To find the differences you may have to do both yours and his manually, but feeding in the correct information.


----------



## ghostryder (Apr 5, 2009)

P$nnyPincher said:


> This may be too broad based a question but any obvious answers I haven't considered would be great!!
> 
> I did my return earlier this week and calculated refund was $2300. Last night I did my husbands (we do a joint one through Ufile) and my refund dropped to $70 and his was only $1300.
> 
> ...



If you put your numbers into Ufile (or any other software) and told it you were married, but didn't put your husband's income info in, the software would assume he has no income. It would then automatically give you things like the spousal credit and other credits that are affected by your spouse's income.


----------



## sprocket1200 (Aug 21, 2009)

you'd be better off not getting a refund. make sure you fix this for 2011!


----------



## P$nnyPincher (Feb 4, 2011)

I did them again last night and got the same result. I think it was purely as was suggested, that his income had not yet been entered so I was being given extra credits.

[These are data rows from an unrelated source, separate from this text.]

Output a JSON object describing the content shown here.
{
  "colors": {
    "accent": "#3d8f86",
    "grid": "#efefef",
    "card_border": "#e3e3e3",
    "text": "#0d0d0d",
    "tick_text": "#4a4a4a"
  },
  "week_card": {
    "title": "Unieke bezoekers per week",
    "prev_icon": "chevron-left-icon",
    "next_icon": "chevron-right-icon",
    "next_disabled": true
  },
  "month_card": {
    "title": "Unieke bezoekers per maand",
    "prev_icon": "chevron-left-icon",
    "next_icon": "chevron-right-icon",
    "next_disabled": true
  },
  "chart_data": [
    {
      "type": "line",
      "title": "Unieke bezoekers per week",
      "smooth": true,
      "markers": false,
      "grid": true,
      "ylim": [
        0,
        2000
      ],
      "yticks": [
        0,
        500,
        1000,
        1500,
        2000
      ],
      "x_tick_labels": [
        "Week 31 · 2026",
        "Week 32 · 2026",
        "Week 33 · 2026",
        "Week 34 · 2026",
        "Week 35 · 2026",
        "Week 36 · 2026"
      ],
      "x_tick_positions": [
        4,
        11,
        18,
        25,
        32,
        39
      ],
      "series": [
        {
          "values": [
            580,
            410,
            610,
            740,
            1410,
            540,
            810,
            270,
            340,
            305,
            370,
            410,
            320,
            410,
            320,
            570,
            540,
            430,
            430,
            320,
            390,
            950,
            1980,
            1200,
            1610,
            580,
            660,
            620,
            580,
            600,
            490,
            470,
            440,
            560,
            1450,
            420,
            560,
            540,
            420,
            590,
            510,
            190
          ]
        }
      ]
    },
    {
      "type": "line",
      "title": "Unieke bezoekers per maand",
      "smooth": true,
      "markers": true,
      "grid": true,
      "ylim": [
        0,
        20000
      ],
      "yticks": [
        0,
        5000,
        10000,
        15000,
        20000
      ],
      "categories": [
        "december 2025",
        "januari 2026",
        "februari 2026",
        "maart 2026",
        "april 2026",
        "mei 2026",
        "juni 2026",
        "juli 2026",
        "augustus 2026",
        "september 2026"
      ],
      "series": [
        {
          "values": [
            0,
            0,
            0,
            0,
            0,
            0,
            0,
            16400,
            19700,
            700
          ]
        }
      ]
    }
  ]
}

Thanks all for the insight, I knew there had to be a valid excuse. No need for the divorce now then...


----------



## lakcaj (Jan 8, 2011)

*Married Tax Return*

Good Day,

My wife and I both make about $65k per year. I'm using an online tax program, and after entering my T4 details, I wanted to see the result. On my own, I would have received a return of approx $2000. However, after adding her T4 the return went down to about $150. So, out of curiosity, I deleted my T4 and left hers, and the return went back up to approx $1900. Am I wrong in thinking that if filed separately, we would each get the larger amount, and that we are basically being penalized some $4000 for filing together (2000+1900-150)? Do we get taxed as a single entity making $120k per year? Is there any way out of this??? 

I've tried googling "marriage penalty" and anything else I could think of, but I can't find any explanation. Thanks for your help.


----------



## stardancer (Apr 26, 2009)

You must file individual tax returns; however if you are married/common law, you must reference each other on the returns. The reason your refund went down is that you lost the spousal credit. As long as the program thought she was zero income, you got the full spousal credit which in turn reduced the taxes owing. As soon as you put in her T4 information, it was high enough that you lost the spousal credit. The same thing happened vice versa.

You are not being penalized for filing together; it just means that you are losing the spousal credit. In Canada, although you file individually, you must reference your marital status. And yes, credits are based on the married rate.

If you filed both without referencing each other, you might get the larger refund from CRA at first, but later on, when CRA does its reviews, you would be caught, penalized and charged interest on the refund to which you were not entitled.


----------



## OhGreatGuru (May 24, 2009)

In case Stardancer wasn't clear enough, no you are not being penalized. Rather you thought you were entitled to a large refund because you completed your return incorrectly. Presumably you reported that you were married, for which the program nominally assigned you a spousal credit of over $7k. But your spouse's taxable income has to be deducted from this, and you reported no income for her.

If you were to file as separate single people, you wouldn't be entitled to the spousal credit in the first place. This is the problem with computer returns - people don't see how they are calculated so they don't understand what goes into calculating their taxes.

There are actually some circumstances where, in my opinion, you are penalized for being married. But that's another hobby horse of mine, and I don't think is the source of your current confusion.


----------